The review goes on to enumerate various Fed failures, though not in great enough detail so far as I am concerned, and inexplicably is not as vehement about current Fed-inspired disasters as past ones. The most interesting aspect of current central bank policy is the manipulated tightening of monetary policy in 2007. History may well examine that incident with greater interest than it now receives.

Of course, Bernanke made up for seemingly precipitating the Great Recession by subsequently screwing rates down disastrously. Whatever the real rates of interest are, you can bet that for the past five years the Fed, like other central banks, has held them lower than they ought to be.

The result is threefold. First, there are literally trillions locked away on bank books that can circulate if and when Western economies become more active. Second, when the money DOES begin to circulate, interest rates will inevitably begin to move up, causing countries like the US to devote more and more cash to interest payments.

Finally, so much money printing has almost terminally distorted the US's economic picture. Companies that should have failed have not and markets – especially stock markets – have moved up hard because so much paper and electronic money has been printed.

When one looks back at the current era of ruinous Fed policies, one will be struck by two things: The rashness of Ben Bernanke's actions and the surprising consensus surrounding him regarding perhaps the most egregious example of money printing ever launched within a modern establishment context.

The review's title alludes to Fed "central planning," and this may be the boldest and most straightforward characterization made about current Fed policy that has appeared in a mainstream publication in years. What the Fed under Bernanke has done is every bit as egregious as setting up a series of five-year plans. That plans are made via monetary policy instead of industrial policy is probably beside the point.

Central banks fix the price of money and its value. And price fixing never works. The Fed, controlling the world's reserve currency, is the most powerful central bank and the most destructive.

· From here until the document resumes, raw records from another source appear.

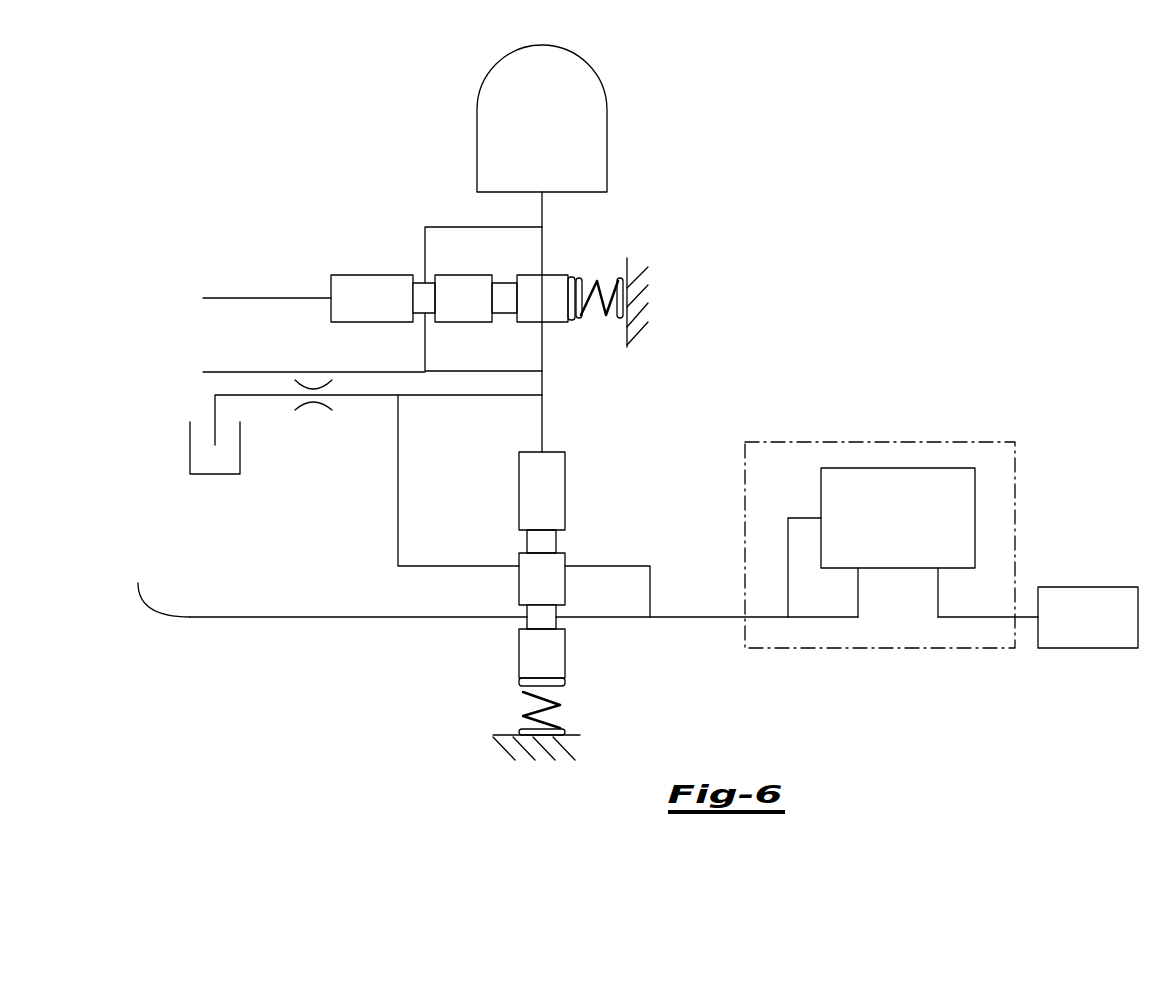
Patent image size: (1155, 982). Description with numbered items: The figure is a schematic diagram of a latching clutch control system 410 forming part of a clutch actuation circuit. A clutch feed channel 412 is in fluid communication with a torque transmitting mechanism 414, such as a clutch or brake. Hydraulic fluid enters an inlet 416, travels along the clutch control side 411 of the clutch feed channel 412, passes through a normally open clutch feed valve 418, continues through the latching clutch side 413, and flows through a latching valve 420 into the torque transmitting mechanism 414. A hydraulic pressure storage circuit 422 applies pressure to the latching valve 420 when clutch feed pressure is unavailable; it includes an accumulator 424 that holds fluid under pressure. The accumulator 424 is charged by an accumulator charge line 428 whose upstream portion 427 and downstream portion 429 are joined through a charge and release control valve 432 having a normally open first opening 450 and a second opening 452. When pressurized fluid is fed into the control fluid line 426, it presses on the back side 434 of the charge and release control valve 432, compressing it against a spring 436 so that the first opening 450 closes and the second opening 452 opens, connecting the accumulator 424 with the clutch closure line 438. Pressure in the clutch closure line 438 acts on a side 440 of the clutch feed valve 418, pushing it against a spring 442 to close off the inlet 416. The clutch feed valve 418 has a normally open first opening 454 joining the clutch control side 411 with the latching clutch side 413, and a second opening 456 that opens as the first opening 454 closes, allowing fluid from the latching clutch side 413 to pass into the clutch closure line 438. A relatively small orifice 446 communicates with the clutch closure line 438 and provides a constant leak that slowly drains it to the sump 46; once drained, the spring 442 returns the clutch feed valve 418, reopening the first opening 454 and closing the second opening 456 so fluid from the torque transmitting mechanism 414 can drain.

The latching clutch control system 410 is at (812, 211).
The clutch control side 411 is at (390, 617).
The clutch feed channel 412 is at (291, 628).
The latching clutch side 413 is at (688, 617).
The torque transmitting mechanism 414 is at (1066, 632).
The inlet 416 is at (157, 585).
The clutch feed valve 418 is at (565, 663).
The latching valve 420 is at (948, 480).
The hydraulic pressure storage circuit 422 is at (565, 232).
The accumulator 424 is at (600, 77).
The control fluid line 426 is at (222, 298).
The upstream portion 427 is at (245, 372).
The accumulator charge line 428 is at (463, 215).
The downstream portion 429 is at (438, 227).
The charge and release control valve 432 is at (358, 275).
The back side 434 is at (331, 311).
The spring 436 is at (602, 318).
The clutch closure line 438 is at (542, 368).
The side 440 is at (533, 452).
The spring 442 is at (517, 720).
The orifice 446 is at (312, 418).
The first opening 450 is at (418, 313).
The second opening 452 is at (502, 313).
The first opening 454 is at (527, 620).
The second opening 456 is at (556, 540).
The sump 46 is at (190, 448).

The destruction accomplished under Bernanke will linger long after he slips away.

And as an article in yesterday's issue of The Daily Bell pointed out, once the reality of the destruction is entirely evident there will be many apologias appearing in the form of books, articles and media interviews. Those involved will admit ruefully to lapses of judgment or a lack of courage in not speaking up sooner.

But all of it will be beside the point. Those in charge likely now know full well what they have done and undone. They have planted the seeds for a new economic system and no doubt initiated it with a cold-blooded and even globalist perspective. The idea is that once catastrophic failures afflict the current system even more internationalist solutions can be applied.

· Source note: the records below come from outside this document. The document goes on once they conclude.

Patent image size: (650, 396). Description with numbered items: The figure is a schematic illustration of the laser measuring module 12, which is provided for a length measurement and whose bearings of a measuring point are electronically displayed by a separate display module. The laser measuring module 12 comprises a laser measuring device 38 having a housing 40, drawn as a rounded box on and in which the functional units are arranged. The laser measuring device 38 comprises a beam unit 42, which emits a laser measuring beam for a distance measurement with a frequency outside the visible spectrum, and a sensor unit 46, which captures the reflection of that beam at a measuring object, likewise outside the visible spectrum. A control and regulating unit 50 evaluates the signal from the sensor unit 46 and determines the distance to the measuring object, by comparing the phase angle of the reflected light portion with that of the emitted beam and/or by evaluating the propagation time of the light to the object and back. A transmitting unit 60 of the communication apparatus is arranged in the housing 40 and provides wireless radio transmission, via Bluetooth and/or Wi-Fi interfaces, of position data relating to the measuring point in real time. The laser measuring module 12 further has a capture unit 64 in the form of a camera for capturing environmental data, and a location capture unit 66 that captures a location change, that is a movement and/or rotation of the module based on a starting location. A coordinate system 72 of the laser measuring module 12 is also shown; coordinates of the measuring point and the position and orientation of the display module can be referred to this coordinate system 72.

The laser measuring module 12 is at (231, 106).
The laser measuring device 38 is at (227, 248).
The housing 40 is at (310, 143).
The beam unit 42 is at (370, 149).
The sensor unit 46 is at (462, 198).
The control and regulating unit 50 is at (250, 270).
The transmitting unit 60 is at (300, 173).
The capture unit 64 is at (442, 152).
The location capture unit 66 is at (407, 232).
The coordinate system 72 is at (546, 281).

I tend to doubt the strategy of this program and I think that the Internet Reformation is making it increasingly difficult for the architects of such program to generate believable deniability. Maybe, therefore, a decision has been made in certain circles to be more forthright about the reality of the terrible and manipulative money system under which we currently live and labor.

When examined clearly, it is indefensible, and eventually this illumination will doom it.